O fato é que o autor queria vivenciar a Corte, e suas cartas-crônicas da viagem cumprem uma função pedagógica alinhada ao discurso oficial de construção de uma identidade para a Nação brasileira, para seus leitores e para si mesmo – como colono, como europeu, como político, etc. -, assim como de formação de imagens para um Império chamado Brasil.
Saltam-me aos olhos em seu diário os registros atentos às questões culturais do Império, sintetizadas no Rio especialmente nos museus, nas coleções e nas exposições que visitou em sua viagem, cujas análises eu exploro e aprofundo no livro Museus imperiais: uma viagem às Imagens do Brasil na narrativa de Carl von Koseritz, lançado em 2012 pela Editora Cassará.

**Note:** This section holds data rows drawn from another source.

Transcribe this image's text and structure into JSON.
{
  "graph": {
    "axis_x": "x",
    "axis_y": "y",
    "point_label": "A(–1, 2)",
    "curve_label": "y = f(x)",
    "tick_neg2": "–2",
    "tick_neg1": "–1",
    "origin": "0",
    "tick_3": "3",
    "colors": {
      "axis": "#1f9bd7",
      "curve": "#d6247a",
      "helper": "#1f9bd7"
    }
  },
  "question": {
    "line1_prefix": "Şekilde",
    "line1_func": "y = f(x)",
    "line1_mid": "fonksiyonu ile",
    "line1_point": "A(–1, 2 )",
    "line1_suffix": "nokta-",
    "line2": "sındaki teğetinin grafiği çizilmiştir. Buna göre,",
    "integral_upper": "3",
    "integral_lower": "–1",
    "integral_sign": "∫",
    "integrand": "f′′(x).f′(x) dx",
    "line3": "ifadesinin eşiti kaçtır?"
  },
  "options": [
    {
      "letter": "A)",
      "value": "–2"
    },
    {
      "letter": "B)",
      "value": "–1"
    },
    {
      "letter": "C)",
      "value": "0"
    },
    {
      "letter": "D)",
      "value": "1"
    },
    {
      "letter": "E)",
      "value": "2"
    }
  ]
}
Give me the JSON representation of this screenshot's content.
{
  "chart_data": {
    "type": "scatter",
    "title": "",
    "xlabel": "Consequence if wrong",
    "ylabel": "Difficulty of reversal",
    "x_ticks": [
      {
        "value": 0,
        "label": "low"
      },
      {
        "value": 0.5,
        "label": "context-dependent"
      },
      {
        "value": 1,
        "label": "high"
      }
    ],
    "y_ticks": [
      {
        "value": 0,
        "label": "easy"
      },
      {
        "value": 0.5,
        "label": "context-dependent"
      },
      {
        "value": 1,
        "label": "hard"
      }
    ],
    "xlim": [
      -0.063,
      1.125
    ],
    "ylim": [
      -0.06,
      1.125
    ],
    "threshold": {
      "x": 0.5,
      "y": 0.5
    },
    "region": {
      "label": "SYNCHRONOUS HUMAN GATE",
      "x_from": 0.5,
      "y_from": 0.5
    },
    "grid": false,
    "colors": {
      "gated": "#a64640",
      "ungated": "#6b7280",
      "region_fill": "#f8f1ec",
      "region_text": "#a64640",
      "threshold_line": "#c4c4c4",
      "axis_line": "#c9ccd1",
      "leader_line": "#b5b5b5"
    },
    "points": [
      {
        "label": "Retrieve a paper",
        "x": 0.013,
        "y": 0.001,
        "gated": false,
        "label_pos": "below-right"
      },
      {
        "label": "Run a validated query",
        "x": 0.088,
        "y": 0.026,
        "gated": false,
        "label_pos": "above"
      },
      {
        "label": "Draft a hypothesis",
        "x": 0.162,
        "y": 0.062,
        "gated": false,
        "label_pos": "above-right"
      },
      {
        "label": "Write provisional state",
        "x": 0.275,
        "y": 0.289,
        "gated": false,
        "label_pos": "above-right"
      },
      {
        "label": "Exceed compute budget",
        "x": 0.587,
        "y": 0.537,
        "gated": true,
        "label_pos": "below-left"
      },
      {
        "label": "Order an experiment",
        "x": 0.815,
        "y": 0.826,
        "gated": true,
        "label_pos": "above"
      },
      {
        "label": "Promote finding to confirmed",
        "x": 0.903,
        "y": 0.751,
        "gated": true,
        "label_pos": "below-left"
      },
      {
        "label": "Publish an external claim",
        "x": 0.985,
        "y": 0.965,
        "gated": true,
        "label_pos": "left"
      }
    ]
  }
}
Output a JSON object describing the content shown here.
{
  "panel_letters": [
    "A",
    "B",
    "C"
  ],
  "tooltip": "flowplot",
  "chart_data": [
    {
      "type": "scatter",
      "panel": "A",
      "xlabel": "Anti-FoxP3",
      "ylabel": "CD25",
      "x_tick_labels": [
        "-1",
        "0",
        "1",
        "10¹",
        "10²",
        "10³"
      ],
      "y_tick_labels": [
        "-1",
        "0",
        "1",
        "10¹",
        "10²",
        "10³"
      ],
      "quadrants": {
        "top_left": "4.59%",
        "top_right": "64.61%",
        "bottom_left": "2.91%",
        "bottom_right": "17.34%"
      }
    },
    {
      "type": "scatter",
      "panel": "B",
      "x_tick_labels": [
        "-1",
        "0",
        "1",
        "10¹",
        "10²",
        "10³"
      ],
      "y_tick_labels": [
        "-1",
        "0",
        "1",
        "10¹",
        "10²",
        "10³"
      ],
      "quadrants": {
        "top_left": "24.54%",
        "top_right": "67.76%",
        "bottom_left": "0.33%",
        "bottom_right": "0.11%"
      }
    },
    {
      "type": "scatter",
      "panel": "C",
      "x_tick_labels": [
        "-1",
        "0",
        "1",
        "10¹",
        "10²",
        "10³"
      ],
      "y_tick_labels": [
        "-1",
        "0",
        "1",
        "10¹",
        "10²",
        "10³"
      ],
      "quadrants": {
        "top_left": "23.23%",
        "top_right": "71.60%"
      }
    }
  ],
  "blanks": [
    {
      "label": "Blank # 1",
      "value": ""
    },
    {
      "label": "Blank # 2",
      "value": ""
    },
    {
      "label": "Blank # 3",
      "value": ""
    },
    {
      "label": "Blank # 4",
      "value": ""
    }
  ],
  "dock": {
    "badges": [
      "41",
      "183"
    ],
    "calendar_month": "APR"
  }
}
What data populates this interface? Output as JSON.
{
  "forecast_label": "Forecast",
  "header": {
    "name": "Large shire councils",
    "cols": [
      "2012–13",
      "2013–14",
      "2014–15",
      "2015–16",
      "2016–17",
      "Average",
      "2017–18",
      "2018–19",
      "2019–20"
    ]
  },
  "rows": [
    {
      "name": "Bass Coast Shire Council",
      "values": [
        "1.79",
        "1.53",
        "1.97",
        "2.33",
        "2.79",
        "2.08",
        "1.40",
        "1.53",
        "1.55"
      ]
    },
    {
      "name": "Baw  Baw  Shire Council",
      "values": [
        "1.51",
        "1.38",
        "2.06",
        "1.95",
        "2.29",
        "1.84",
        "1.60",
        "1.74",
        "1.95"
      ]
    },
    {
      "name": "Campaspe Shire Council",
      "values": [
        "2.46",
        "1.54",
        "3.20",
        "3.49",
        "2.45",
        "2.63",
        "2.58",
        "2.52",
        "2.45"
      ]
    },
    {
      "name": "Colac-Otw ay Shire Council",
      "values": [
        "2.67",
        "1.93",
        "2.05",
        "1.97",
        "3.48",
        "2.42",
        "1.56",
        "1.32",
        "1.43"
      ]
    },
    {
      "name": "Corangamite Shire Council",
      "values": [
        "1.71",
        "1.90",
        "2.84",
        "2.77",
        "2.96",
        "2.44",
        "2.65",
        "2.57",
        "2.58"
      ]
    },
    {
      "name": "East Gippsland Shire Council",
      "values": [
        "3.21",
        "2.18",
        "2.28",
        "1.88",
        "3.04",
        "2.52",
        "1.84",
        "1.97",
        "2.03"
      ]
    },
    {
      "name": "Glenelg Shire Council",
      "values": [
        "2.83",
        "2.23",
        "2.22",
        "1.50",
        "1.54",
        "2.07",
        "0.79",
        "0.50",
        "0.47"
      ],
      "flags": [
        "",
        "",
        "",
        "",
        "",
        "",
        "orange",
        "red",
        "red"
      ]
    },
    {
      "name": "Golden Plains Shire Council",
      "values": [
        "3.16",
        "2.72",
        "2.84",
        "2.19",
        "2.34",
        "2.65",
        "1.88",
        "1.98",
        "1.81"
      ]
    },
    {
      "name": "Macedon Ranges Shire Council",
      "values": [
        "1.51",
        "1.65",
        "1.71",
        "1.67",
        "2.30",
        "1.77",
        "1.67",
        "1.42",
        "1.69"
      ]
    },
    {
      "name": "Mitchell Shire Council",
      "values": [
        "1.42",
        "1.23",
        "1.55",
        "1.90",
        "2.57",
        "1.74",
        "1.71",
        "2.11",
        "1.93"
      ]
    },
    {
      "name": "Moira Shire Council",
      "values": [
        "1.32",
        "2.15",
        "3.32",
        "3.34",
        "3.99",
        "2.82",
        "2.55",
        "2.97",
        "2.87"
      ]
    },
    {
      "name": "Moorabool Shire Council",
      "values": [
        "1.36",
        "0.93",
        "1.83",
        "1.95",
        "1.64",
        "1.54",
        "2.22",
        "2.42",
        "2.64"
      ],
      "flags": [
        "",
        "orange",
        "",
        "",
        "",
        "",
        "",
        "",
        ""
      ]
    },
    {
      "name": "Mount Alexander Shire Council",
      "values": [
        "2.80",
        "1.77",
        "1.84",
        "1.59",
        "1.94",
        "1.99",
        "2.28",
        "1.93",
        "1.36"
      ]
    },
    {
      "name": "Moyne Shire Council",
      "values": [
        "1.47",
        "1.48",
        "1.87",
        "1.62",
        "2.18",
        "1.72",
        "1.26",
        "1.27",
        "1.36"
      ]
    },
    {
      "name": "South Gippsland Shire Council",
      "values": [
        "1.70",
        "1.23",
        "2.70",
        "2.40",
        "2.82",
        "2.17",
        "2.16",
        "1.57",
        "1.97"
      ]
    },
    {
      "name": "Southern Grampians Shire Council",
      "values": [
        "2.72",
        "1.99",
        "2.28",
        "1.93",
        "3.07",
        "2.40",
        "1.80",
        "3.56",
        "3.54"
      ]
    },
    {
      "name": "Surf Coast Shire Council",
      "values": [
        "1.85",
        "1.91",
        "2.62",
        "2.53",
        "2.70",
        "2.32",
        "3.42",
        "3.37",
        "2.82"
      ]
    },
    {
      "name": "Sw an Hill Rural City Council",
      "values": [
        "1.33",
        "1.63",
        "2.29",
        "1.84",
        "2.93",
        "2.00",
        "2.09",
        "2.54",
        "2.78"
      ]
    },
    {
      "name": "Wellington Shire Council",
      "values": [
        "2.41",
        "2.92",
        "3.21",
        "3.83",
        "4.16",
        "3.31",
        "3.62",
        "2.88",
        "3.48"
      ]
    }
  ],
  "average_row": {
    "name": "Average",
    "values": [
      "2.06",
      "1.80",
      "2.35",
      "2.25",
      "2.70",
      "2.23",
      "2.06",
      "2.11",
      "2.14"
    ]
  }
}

Do diário de viagem de um personagem tão polivalente do Brasil oitocentista, delineiam-se relatos argutos sobre os museus de então, que nos deixam entrever o papel central que essas verdadeiras cidadelas letradas desempenhavam no âmbito da política centralizadora do Estado imperial. Esse exercício de voltar-se para o passado em busca de um entendimento de como nossos antepassados lidavam com o seu tempo e com a sua sociedade parece-me fundamental para a conscientização acerca de nosso momento atual, de tantas lutas inglórias e de pouca seriedade em relação às políticas de cultura no país.
A von Koseritz parece-lhe inconcebível voltar ao Rio Grande do Sul sem visitar os museus da Corte e, assim, deixar de se ilustrar. Destacam-se de suas entradas no diário as várias visitas dedicadas ao Museu Imperial e Nacional – até 1889 esta instituição funcionou em um prédio, hoje inexistente, no Campo de Santana, atualmente é o Museu Nacional da Quinta da Boa Vista – e à Exposição Pedagógica realizada no antigo prédio da Imprensa Nacional, uma vez que seu olhar e seu interesse são técnicos, dignos de um viajante da tradição iluminista; se não lhe interessavam as coleções europeias do Museu Imperial e Nacional, as coleções arqueológicas, em contrapartida, atraíam sua atenção, já que ele próprio era colecionador de artefatos arqueológicos, além de ter sido, também, organizador da Exposição Brasileira Alemã, realizada em 1882 em Porto Alegre.
O Museu Imperial e Nacional merece maior atenção do viajante, afinal, este era o museu modelar do Império, onde se praticavam o estudo e o ensino das ciências naturais com suas coleções, dentro da lógica iluminista de museu que orientou a criação da instituição em 1818 e sua atuação ao longo do século XIX, buscando inseri-la tanto no projeto de construção de uma identidade e de uma história nacionais em conformidade com os ideais de progresso, luzes e civilização propagados pela Europa, como fazer uso de suas práticas etnográficas para escrever a história do passado da Nação por meio de suas coleções arqueológicas, que demonstrariam o estágio de civilização do Brasil.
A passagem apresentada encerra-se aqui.